ISO 27001 is a structured set of guidelines and specifications for assisting organizations in developing their own information security framework. The standard relates to all information assets in an organization regardless of the media on which it is stored, or where it is located. The standard assists organizations in developing their own information security framework.
ISO 27001 has 11 domain areas, 39 control objectives and 133 controls in all. The security controls represent information security best practices and the standard suggests that these controls should be applied depending on the business requirements.
ISO 27001 suggests development and implementation of a structured Information Security Management System (ISMS), which governs the security implementation and monitoring in an enterprise. The standard is designed to serve as a single 'reference point for identifying the range of controls needed for most situations where information systems are used'.
Benefits of ISO 27001 Implementation
Some of the benefits of implementing the ISO 27001 standard are as follows:
- Brings your organization to compliance with legal, regulatory, and statutory requirements.
- Market differentiation due to positive influence on company prestige.
- Increases vendor status of your organization.
- Increase in overall organizational efficiency and operational performance.
- Minimizes internal and external risks to business continuity.
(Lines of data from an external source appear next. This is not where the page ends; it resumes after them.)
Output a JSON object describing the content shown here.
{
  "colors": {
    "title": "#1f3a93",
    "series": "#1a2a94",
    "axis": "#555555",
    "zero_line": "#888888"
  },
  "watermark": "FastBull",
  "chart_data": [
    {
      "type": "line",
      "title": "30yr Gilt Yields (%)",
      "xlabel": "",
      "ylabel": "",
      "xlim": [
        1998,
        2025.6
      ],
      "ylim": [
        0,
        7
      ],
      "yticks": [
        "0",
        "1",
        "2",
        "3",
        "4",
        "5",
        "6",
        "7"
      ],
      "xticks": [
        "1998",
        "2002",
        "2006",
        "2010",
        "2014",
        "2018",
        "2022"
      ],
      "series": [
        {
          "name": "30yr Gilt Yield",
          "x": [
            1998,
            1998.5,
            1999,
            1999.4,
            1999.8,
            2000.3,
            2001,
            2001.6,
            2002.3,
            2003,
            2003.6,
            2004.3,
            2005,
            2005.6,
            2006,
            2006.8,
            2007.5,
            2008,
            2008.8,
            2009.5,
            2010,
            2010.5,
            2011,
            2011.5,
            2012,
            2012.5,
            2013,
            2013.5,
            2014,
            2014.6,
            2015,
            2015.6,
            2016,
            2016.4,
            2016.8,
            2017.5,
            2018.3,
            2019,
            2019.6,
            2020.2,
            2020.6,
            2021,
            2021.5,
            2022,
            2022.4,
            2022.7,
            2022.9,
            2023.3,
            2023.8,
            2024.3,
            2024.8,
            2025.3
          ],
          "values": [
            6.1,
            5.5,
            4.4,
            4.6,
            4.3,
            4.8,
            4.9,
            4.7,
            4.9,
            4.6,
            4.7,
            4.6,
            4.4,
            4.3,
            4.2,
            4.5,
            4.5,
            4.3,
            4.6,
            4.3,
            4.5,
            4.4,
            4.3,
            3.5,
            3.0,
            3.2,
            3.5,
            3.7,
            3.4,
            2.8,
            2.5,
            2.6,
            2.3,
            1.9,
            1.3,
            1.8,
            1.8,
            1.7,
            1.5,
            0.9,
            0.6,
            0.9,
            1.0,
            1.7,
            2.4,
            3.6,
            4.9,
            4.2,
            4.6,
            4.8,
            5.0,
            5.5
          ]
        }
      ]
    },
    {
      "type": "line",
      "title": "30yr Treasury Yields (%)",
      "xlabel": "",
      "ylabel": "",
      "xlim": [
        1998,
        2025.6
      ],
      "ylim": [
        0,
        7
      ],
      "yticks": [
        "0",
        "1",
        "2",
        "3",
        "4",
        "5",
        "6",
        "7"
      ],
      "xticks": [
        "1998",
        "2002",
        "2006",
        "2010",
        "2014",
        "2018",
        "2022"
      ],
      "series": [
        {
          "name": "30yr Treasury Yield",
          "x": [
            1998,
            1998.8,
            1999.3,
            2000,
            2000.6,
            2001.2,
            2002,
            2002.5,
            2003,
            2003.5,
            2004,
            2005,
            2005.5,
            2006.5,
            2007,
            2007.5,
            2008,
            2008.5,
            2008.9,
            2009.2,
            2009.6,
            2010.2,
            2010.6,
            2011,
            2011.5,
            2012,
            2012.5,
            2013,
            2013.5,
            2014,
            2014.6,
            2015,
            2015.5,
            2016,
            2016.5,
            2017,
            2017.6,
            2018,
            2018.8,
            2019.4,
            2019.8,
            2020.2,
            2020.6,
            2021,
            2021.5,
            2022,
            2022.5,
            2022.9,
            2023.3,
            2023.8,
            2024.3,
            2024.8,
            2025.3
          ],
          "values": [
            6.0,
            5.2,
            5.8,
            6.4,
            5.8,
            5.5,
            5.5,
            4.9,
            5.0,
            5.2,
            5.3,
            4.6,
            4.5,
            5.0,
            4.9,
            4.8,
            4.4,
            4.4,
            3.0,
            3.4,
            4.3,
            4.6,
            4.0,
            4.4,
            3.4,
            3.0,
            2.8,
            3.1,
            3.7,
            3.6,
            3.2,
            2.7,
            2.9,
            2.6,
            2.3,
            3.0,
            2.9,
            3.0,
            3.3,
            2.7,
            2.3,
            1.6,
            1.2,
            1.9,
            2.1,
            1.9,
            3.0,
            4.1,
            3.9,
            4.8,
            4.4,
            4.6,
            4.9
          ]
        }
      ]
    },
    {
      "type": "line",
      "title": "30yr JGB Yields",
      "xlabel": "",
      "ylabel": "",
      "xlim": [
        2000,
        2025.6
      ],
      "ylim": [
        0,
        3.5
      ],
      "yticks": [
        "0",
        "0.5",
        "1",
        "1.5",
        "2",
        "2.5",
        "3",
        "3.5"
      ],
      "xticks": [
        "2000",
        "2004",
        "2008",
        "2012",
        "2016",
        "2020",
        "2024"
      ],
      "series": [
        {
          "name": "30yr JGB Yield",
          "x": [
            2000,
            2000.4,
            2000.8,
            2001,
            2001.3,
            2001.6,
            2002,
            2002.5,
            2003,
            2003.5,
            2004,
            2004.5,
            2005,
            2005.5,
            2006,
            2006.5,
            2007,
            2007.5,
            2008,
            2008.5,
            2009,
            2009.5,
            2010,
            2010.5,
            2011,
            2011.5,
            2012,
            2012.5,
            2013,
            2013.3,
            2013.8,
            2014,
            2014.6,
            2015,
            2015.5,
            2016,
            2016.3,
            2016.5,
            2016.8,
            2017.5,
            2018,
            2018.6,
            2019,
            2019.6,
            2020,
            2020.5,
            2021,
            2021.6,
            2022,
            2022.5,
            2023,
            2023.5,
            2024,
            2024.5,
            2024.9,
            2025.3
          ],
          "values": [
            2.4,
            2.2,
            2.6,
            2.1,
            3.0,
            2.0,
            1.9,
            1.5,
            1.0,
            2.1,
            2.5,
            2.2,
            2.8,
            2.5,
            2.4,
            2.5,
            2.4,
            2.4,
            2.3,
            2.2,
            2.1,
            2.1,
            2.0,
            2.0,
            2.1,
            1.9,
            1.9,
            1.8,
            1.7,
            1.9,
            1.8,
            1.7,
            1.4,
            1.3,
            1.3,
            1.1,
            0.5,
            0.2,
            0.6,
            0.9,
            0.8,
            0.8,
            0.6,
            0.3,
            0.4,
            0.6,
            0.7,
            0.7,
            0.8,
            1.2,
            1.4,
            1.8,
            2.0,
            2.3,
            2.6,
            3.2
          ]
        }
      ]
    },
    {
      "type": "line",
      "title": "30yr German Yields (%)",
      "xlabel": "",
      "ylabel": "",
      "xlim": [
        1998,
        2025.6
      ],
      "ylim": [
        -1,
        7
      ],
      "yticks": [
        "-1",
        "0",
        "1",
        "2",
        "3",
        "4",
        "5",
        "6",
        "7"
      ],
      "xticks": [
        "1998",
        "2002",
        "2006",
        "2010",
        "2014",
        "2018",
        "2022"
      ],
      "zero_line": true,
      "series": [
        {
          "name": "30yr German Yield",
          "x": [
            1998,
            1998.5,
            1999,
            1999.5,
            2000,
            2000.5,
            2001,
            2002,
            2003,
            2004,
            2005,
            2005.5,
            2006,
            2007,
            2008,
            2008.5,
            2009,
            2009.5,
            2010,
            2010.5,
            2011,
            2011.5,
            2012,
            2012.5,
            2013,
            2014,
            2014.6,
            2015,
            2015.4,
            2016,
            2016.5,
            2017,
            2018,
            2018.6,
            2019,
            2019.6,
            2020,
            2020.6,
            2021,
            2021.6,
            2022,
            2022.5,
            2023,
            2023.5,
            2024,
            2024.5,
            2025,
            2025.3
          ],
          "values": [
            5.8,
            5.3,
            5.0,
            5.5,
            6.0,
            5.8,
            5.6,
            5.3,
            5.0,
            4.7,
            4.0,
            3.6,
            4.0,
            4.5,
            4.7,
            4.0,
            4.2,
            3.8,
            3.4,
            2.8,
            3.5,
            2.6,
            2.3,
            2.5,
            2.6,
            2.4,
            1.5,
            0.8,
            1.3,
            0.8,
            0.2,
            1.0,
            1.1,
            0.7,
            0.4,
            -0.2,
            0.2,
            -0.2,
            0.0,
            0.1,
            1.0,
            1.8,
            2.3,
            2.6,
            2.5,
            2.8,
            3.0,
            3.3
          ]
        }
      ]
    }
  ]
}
- ISO 27001 certification is recognized on a worldwide basis.
- Significantly limits security and privacy breaches.
- Provides a process for Information Security and Corporate Governance.
- Reduces operational risk while threats are assed and vulnerabilities are mitigated.
- Provides your organization with continuous protection that allows for a flexible, effective, and defensible approach to security and privacy.
We adopts a six-step consulting methodology to manage the ISO 27001 implementation.
Step I: Understanding Business Functions
The purpose of this phase is to provide the initial planning and preparation for the assignment. The steps in this phase help re-emphasize the project objectives and goals and plan the various focus / target areas to be considered during the assignment.
Step II: Data Acquisition
The purpose of this phase is to collect all relevant data pertaining to the scoped area. This is probably the most crucial phase, since it involves meeting the stakeholders and understanding their concerns, as well as assets under their responsibility and the importance of these assets to their business function.
Step III: Risk Assessment
Performing a comprehensive Risk Assessment on the identified critical IT assets would enable to select appropriate risk mitigation controls. Aristi's Risk assessment methodology is a multi-fold activity comprising assigning values to the identified critical information assets, threat assessment, Vulnerability Assessment & Penetration Testing exercise and Gap Analysis.
Step IV: Prioritize
The purpose of this stage is to develop a risk mitigation strategy and plan to provide inputs to the selection of ISO 27001 compliant controls. The inputs from this stage will drive the development of the IT policy.
Step V: Design & Build
The purpose of this stage is to develop detailed and functional IT security policies and procedures for the client. The policy statements will be in line with ISO 27001 and will address the risk areas identified earlier (as per the risk mitigation and treatment plans).
Step VI: Action Plan
The main purpose of this stage is to provide the client with a Security Improvement Program which would help the client to have a continuous improvement as well as to get ISO 27001 certification. The objective of this phase is to implement the security controls.